The nursing home, England Associates, L.P. DBA New London Health Center (New London) allegedly sought to bilk Medicare by manipulating therapy reimbursement levels and billing time. Therapy reimbursement levels fall into different categories, with reimbursements increasing positively corresponding with patient need or severity: High, Very High, and Ultra High levels of therapy. New London allegedly categorized patients as needing Ultra High therapy without considering whether these patients needed 720 minutes of physical, occupational, or speech therapy or not. The allegations continue with New London again disregarding patients’ actual needs and supplying therapy for the minimum number of minutes to reach the threshold for billing at a certain level. Nursing home staff also allegedly increased care during certain intervals to bill for the higher intensity levels (Medicare allows for therapy to be billed in 8-minute increments). The final allegation is that the nursing home “pressure[ed] therapists and patients to complete the planned minutes of therapy regardless of patient need,” including when therapy was contraindicated.

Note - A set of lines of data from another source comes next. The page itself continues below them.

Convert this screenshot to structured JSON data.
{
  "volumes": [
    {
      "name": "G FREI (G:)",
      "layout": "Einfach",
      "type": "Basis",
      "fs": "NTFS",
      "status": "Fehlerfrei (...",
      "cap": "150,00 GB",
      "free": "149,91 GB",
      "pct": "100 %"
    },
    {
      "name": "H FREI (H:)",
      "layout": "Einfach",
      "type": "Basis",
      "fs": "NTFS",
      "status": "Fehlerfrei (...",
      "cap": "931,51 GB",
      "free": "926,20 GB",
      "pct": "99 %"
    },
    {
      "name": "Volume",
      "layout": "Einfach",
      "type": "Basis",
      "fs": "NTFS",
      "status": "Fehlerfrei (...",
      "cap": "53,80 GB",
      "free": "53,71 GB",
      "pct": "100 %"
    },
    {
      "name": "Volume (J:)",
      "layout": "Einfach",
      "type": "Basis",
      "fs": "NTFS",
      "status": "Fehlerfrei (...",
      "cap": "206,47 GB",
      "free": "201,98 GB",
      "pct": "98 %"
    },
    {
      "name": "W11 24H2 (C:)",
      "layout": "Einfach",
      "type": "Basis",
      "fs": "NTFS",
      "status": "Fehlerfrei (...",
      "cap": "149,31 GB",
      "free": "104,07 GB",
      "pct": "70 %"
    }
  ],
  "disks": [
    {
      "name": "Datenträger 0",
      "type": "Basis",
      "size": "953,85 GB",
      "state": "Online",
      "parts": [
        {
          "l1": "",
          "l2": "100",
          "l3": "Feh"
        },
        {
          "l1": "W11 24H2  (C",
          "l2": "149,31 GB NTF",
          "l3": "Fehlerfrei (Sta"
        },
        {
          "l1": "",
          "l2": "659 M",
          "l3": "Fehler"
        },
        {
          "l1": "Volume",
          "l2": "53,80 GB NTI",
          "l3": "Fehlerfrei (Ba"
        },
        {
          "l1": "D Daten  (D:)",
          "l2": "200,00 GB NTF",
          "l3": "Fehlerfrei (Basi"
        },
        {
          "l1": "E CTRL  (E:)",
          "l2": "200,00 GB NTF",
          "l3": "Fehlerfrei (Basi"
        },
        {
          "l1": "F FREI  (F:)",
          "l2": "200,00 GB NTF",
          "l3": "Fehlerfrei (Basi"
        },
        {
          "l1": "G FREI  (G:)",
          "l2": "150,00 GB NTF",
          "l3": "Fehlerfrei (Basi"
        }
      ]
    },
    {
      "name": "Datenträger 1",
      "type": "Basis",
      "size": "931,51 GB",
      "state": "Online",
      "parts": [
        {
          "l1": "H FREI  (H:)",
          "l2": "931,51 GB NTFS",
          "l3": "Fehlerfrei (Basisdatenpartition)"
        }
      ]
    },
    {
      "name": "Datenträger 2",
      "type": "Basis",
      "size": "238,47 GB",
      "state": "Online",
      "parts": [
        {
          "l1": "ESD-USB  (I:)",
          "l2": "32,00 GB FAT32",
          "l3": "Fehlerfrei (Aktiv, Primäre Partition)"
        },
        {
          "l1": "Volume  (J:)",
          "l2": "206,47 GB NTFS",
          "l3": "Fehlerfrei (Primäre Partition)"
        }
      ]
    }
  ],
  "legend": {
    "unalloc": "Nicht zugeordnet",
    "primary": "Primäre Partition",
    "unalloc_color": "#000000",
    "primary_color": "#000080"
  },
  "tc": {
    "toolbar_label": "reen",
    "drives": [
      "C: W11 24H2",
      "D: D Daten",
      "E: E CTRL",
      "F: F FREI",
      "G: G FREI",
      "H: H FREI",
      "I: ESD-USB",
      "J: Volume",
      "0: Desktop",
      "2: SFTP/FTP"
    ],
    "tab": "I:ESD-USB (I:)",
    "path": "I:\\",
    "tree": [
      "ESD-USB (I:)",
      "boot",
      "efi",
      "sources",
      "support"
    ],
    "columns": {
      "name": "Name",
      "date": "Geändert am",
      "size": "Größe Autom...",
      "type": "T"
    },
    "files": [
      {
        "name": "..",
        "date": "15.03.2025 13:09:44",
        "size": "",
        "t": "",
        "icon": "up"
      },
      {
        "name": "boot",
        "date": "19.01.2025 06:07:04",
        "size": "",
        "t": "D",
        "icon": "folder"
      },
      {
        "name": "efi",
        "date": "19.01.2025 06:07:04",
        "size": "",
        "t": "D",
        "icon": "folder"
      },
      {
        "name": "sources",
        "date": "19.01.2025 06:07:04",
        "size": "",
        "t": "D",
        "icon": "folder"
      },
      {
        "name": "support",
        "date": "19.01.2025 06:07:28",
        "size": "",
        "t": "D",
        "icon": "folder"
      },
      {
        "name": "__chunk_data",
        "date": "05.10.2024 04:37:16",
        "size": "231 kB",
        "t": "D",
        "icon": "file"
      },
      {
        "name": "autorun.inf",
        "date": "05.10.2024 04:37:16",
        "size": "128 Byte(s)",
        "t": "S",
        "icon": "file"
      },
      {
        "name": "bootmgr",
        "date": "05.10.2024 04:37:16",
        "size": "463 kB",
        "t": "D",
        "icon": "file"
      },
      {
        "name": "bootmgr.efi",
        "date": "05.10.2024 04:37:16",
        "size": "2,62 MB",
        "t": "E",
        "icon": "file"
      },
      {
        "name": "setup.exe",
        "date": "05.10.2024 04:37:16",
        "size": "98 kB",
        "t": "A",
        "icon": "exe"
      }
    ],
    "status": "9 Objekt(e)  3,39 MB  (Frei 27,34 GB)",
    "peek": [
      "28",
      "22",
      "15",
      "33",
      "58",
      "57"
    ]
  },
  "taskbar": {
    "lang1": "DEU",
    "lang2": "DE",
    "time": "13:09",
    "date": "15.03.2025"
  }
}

Medicare requires that the nursing services it covers are from a skilled provider, that is, someone who is a registered nurse or other licensed healthcare practitioner. The skilled nursing services are also supposed to be reasonable and necessary for the treatment of illness or injury, meaning they are appropriate for the patient given the severity and nature of their condition and in-line with acceptable medical practices. As the Special Agent in Charge of the Department of Health and Human Services Office of Inspector General (HHS-OIG) said about this case, “The provision of medical services should be based on a patient’s medical needs rather than the financial interests of providers.”

Medicare fraud harms taxpayers through waste and abuse of taxpayer funds. Fraudulent billing leads to more regulations, adding more administrative hoops for practitioners whose skills and bandwidth are invested in care of the vulnerable elderly. The Centers for Medicare and Medicaid Services (CMS) estimated that its changing payment methodology for Skilled Nursing Facilities (SNF) in 2022 would “result in approximately $410 million in Medicare Part A payments to SNFs in FY 2022.” Those payments should only be received as reimbursements for medically necessary services rendered by skilled professionals. Whistleblowers can keep those payments out of fraudsters’ pockets.